If it may speak about this stuff, too, then Pelluchon sees phenomenology as providing the assets for a brand new political idea, one which emphasizes each ‘the sublime character of the human, our capacity to surpass ourselves, but also our destructiveness’.
Erasing Merleau-Ponty
Within the interval between his early demise in 1961 and the Nineteen Nineties, Merleau-Ponty largely fell out of sight. Even in his lifetime, he was typically seen as ‘the eternal runner-up’, significantly in relation to Sartre.
Judith Revel asks why this was. Merleau-Ponty, she argues, was erased from philosophical historical past due to his engagement with the subject of historicity. She focuses significantly on his inaugural lecture on the Collège de France, the place he presents the idea of ‘good ambiguity’. This gives the framework for all his future thought.

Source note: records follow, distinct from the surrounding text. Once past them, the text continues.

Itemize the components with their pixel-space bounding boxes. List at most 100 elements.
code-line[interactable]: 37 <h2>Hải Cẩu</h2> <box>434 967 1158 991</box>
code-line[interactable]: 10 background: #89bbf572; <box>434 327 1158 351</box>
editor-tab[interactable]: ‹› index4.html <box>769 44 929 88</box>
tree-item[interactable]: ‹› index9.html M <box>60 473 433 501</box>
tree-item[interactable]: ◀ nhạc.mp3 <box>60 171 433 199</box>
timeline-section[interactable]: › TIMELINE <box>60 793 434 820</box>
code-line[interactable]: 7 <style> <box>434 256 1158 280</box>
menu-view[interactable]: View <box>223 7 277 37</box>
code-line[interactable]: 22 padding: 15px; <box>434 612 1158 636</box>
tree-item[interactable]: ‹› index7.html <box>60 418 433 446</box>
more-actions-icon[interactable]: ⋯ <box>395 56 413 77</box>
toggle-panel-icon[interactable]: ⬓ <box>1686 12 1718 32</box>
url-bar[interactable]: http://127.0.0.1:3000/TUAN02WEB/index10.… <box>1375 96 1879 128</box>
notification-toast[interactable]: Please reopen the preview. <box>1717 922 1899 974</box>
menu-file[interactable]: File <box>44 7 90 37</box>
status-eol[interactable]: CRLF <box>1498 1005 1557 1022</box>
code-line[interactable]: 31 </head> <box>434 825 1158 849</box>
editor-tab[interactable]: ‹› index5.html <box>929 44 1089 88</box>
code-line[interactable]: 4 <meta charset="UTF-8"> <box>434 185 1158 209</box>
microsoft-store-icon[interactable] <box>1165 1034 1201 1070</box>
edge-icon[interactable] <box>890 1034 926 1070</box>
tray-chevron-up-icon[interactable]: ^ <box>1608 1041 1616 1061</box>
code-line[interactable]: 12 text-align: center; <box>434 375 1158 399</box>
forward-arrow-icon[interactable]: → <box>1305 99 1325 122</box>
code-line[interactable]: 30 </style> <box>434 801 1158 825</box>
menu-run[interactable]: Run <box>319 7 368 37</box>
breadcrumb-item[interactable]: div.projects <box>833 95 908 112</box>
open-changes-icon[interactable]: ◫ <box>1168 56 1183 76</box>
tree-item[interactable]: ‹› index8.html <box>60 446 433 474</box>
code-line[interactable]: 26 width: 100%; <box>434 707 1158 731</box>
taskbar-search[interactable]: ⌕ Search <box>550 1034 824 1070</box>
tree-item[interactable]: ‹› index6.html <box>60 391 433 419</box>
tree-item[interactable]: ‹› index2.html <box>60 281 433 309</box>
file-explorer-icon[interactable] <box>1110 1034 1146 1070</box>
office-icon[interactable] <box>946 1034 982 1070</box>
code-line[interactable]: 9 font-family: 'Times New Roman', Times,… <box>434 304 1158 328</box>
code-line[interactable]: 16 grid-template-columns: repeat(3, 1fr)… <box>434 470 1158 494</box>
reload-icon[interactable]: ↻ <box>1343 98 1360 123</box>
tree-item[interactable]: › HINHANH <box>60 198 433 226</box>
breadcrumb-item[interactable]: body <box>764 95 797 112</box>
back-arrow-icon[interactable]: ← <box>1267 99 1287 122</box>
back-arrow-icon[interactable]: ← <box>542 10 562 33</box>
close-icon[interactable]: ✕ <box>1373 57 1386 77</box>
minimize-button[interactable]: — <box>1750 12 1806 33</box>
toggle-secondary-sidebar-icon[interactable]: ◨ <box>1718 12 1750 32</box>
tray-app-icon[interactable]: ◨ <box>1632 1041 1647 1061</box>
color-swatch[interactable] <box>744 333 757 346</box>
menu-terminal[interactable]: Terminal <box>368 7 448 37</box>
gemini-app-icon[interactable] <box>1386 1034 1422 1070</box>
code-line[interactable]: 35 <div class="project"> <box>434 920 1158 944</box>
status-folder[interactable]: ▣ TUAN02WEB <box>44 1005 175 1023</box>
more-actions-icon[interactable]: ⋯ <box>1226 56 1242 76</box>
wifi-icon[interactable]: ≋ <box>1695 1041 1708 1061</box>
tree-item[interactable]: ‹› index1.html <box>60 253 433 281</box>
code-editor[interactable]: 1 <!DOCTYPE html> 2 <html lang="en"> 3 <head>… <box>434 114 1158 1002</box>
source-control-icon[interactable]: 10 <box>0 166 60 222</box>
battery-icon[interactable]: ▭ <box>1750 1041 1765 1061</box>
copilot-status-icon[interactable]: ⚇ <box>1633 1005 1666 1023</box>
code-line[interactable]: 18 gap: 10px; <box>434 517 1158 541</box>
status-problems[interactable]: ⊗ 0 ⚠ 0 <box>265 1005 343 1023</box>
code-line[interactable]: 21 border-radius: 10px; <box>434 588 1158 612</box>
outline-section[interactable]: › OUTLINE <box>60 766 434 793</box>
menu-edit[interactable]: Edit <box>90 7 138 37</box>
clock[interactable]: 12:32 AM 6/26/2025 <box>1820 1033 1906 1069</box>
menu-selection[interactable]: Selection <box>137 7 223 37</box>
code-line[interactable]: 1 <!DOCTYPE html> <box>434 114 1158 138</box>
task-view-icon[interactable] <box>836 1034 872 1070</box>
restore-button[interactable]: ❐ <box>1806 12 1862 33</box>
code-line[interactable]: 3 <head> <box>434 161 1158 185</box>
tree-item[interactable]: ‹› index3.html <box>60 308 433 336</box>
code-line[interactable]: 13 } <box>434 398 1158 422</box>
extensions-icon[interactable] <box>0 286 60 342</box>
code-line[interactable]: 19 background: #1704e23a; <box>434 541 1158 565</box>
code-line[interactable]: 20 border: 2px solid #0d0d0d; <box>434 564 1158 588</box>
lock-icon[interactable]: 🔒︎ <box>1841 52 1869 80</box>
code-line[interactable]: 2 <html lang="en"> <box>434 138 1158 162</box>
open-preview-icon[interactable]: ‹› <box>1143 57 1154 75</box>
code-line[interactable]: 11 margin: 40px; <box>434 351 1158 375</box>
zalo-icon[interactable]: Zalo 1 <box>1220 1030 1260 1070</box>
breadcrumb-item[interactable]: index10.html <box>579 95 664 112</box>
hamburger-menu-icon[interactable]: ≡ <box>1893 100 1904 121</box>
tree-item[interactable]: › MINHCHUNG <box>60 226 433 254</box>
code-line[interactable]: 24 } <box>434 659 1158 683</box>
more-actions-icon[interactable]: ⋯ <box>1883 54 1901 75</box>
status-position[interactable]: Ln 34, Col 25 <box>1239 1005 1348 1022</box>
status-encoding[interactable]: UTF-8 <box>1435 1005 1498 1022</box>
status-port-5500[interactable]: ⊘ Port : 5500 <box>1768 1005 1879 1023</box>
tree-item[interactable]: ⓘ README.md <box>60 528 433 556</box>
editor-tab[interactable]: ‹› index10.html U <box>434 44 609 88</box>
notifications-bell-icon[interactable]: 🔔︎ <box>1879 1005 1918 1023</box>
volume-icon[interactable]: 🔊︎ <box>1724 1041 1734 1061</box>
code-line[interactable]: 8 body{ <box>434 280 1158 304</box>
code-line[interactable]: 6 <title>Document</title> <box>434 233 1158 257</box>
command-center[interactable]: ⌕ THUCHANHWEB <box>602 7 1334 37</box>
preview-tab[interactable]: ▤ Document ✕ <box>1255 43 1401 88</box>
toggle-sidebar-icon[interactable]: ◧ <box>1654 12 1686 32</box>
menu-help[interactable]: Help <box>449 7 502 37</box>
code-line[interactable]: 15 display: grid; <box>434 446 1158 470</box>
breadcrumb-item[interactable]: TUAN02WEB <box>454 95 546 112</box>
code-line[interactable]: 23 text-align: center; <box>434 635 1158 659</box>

Good ambiguity is a place that embraces openness and rejects systematicity. It refuses any form of historic determinism and embraces ‘the complexity of the world’ and ‘the thickness of history’. With this insistence on openness, Merleau-Ponty broke together with his colleagues, and that is the place his erasure from the historical past of French philosophy started.
Fairy tales
Nicole Belmont’s analysis focuses on the formulation used to introduce fairy tales after they had been primarily an oral custom. She is especially concerned with utilizing the strategies of psychoanalysis to discover how fairy tales are created, and within the hyperlinks between such tales and crafts like weaving and stitching. In her view, such tales have turn out to be weaker as they turned predominantly written texts, as a result of ‘the child no longer has the freedom to welcome the mental images that the human voice conjures up’.